How fashions change. Peter Nichols’s adultery drama, Passion Play, will seem tame and rather conventional to modern audiences. It was written in 1981 at a time when the rites and idioms of therapy hadn’t penetrated every level of our culture. Back then the candid scrutiny of one’s emotions, supervised by a ruminating analyst, was a thrilling and sophisticated novelty available only to high-earning fashion junkies. Today’s self-elevators choose different proofs of social altitude. They drink Bhutanese champagne, they purchase dachas in Moldova, or they holiday on the Great Barrier Reef in the family bathyscaphe.
Nichols sets his drama in a swish London suburb where James, an ageing art dealer, is seduced by Kate, a killer bimbo with a penchant for lovable old daddy-bears. David Leveaux’s production is stylish, snappy and great to look at. Owen Teale is pleasingly daft and vulnerable as the tousled rogue James. And Annabel Scholey is heart-thumpingly sexy as the granddad-grabber in a black suspender-belt. Oliver Cotton, who plays James’s inner voice, has such an extraordinary visual presence that he threatens to knock the play off course each time he bursts on stage. With his great black panda-eyes, and his surging mane of snowy white hair, he looks like a heroin-addicted Old Father Saturn standing in a wind tunnel.
Some of Nichols’s plotting is a little hard to swallow. In Act II he asks us to believe that Eleanor, having learnt of James’s adultery, would take Kate out on a shopping spree. No chance. Nichols also plays with the form and supplies James and Eleanor with an alter ego who articulates their private thoughts. The result is complicated, technically brilliant and dramatically rather distancing. What thrills us here is the playwright’s performance rather than the agonies and ecstasies of his characters. And because Nichols leaves Kate without a private voice he disrupts the balance of the play. We never discover what motivates her other than a perverse lust for balding scalps and sagging bellies.
There’s another snag as well. And this involves breaking a taboo. Zoë Wanamaker has overlooked the past 14 years in order to play Eleanor, 50, and although one shouldn’t mention tree rings at all, this large gulf coarsens the play’s emotional texture and deprives it of poignancy. A margin of 19 years between two rival women, as the script sets out, represents a far more intriguing and tricky dilemma than a margin of 34 years. Sorry to mention it but there it is.
Last year, the Liverpool Everyman commissioned Frank McGuinness, a playwright and lit-crit boffin, to investigate life in the crime-torn inner city and to reveal his findings to an eager world. Professor McGuinness chose to deliver his dramatised report through the eyes of Sal, a young single mum, whose 12-year-old daughter has been killed in a gangland crossfire mishap.
Without wishing to speculate on the professor’s personal experience of motherhood in northern English towns, I must point out that he gives Sal’s biography some very peculiar adornments.
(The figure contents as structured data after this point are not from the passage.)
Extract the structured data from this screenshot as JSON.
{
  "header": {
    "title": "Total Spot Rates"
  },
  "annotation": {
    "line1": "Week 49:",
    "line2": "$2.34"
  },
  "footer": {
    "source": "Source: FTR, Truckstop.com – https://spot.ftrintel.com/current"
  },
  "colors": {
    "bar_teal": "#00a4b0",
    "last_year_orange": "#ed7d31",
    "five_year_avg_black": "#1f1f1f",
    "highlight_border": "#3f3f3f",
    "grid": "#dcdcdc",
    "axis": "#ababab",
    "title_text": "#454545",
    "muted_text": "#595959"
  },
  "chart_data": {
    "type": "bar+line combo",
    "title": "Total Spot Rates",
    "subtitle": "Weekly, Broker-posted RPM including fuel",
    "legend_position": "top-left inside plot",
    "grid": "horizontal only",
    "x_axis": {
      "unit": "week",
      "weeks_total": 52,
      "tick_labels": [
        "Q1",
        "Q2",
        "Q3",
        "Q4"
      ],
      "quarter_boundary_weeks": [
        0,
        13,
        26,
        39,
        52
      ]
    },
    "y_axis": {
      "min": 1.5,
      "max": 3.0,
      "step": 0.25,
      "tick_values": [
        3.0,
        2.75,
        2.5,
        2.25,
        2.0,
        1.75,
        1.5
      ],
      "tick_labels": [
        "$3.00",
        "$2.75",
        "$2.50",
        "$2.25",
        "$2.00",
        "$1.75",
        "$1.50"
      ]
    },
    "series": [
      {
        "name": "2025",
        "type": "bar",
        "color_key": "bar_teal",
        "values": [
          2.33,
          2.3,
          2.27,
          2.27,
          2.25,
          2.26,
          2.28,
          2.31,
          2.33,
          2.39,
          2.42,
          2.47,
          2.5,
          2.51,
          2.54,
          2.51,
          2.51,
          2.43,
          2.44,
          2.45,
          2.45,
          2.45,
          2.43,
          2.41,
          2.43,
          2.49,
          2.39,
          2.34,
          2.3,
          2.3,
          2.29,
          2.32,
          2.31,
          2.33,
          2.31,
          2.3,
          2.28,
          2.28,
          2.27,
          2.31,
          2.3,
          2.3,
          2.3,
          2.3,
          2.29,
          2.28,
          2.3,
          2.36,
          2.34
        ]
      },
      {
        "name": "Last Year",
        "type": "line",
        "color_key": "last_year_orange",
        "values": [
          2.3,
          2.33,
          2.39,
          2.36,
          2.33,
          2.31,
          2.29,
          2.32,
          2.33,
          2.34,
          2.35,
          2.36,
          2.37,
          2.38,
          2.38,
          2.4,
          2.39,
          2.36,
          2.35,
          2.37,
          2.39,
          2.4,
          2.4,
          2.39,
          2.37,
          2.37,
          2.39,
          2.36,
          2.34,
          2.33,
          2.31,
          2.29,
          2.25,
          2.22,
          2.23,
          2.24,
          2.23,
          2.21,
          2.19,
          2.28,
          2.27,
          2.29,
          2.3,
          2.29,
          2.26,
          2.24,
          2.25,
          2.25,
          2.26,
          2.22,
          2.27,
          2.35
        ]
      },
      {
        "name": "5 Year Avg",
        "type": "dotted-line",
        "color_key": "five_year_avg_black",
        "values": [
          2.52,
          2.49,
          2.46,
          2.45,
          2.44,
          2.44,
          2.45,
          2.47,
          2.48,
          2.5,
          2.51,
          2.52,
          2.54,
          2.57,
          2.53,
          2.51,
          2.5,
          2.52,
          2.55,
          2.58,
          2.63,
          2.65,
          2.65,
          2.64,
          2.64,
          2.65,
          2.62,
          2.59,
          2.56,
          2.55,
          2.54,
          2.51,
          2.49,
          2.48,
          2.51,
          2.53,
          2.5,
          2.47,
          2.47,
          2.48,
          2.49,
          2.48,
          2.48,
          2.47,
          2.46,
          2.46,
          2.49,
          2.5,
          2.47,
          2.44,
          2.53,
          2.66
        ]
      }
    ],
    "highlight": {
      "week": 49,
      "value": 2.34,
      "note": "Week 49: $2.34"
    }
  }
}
Sal raises her daughter alone while maintaining a car, a college career and three part-time jobs. She also acts as zoo-keeper to the family rabbit which — like many a pet ensconced in a Liverpool council estate — is named after the Roman playwright Terence.
Sal’s Irish parents are a pair of feckless whining brutes who label her ‘a thundering disgrace’ after she releases a press statement offering to forgive her daughter’s killer. ‘Get out of this house,’ her nasty dad tells her. Her even nastier mum flings a pile of condolence letters on to the floor and says, ‘I would not clean my arse with them.’ Vigilantes take revenge on the gun-toting gang and when Sal hears that the killer’s mother is herself bereaved, she sends her a gloating, facetious message. Sal turns out to be even colder and more misanthropic than her hideous parents. She ends the play as a borderline basket case.
Leanne Best, a well-drilled actress, was able to show us Sal’s nervous breakdown with a variety of stage techniques. She fell to the boards in a foetal shape — or possibly the recovery position — whimpering like a marmoset with tonsillitis. Then she stood bolt upright and delivered an award-winning emotional implosion, which involved much violent slapping-about of her shiny brown hairdo. This burst of percussion, I couldn’t help noticing, consisted of sideways blows calculated to send a nice resounding thwack across the footlights without damaging the precious noodle of the actress herself who — let’s be fair — must live to fight another day, and play another council-house nitwit. At the curtain call, some spectators were in tears. A few more were asleep. I was alert but unmoved. I’m afraid I didn’t believe a word of this.